Phylogenomics of sigmodontine rodents (Cricetidae: Sigmodontinae): Cloud forests and Pliocene extinction explain the timing and spread of an iconic South American radiation
Data files
Oct 22, 2025 version files 6.73 MB
-
AHE_Alignments.zip
6.18 MB
-
README.md
2.15 KB
-
sigmo_reference.fasta
547.91 KB
Abstract
Studies of biotic radiations following geographic invasions often overlook the potential role of subsequent climatic, biotic, and geologic triggers, instead focusing largely on the earliest stage of an invasion. The rodent subfamily Sigmodontinae, a clade of over 500 species that radiated throughout South America as an early participant in the Great American Biotic Interchange, is a prominant example. Here, we place the timing and transitions of this radiation in context of changing climatic, biotic, and geologic factors by reconstructing the biogeography of the radiation. To accomplish this, we generated new sequence data using the Rodent418loci Anchored Hybrid Enrichment (AHE) set for 180 specimens and combined them with published AHE data to produce a phylogeny that includes over 80% of the genera and 40% of the known species (including all incertae sedis taxa), and a fossil-calibrated chronogram. Our results indicate a single invasion of South America at the base of Sigmodontinae (~ 10.46 million years ago [mya]) with two waves of increased lineage generation and biogeographic transition rates, the first of which occurred following a four-million-year lag after the invasion. The timing and location of this initial radiation (6.61 - 5.78 mya, Oryzomyalia) coincided with the spread of montane cloud forest along the Andean cordillera during the Late Miocene Cooling. We propose a scenario where sigmodontines did not spread throughout the continent until the Mid-Pliocene Faunal Turnover (4.5 – 3.0 mya), a period of high extinction of South American mammals. A comprehensive classification for the subfamily (including two new Linnaean tribes) is provided that incorporates these new results.

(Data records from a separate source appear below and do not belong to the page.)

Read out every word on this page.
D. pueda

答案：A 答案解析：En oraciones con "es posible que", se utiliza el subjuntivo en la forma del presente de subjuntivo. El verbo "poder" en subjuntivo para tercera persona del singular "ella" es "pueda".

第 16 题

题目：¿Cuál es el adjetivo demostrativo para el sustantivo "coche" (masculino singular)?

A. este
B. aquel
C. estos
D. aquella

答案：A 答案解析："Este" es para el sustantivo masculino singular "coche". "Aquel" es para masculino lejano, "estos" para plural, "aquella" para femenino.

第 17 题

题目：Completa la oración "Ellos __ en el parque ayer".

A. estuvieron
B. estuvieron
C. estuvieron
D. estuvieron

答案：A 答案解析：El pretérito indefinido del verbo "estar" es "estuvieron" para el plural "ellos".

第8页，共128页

Dataset DOI: 10.5061/dryad.hmgqnk9x7
Description of the data and file structure
Files and variables
File: sigmo_reference.fasta
Description: The file “sigmo_reference.fasta” is the quasi-reference generated using sequences from four Cricetidae samples (Cricetulus griseus, Microtus ochrogaster, Peromyscus leucopus, and Phyllotis xanthopygus) from Bangs and Steppan (2021). The reference sequence was a majority-rule consensus of the four samples for all 418 loci.
File: AHE_Alignments.zip
Description: A zip file for the folder of alignments for each of the 415 loci successfully sequenced for all samples using the Rodent418loci Anchored Hybrid Enrichment set (Bangs and Steppan, 2021). Of the 219 samples, 180 had Anchored Hybrid Enrichment (AHE) libraries generated using the Rodent418loci probe set (Bangs and Steppan, 2021), of which 13 were generated from a previous study across rodents (Bangs and Steppan, 2021). The remaining 39 samples were from an AHE study focused on the tribe Oryzomyini using the Vertebrate518loci probe set (Percequillo et al., 2021), that overlapped for 176 loci.
All files are labeled as “Probe set, locus number,” for example, “L315.fas” or “R005.fas,” etc… “R” refers to loci from the Rodent418loci set and “L” refers to loci from the Vertebrate518loci set. The numbers refer to the locus numbers in the respective AHE projects, or to the targeted genes RAG1 and IRBP.
Access information
Data was derived from the following sources:
- Original newly generated filtered reads (using Rodent418loci probe set) are available from NCBI Short Read Archive, BioProject accession number PRJNA1273194; sample accession numbers SAMN48939036- SAMN48939191.
- The remaining 39 samples were from an AHE study focused on the tribe Oryzomyini using the Vertebrate518loci probe set (Percequillo et al., 2021), that overlapped for 176 loci.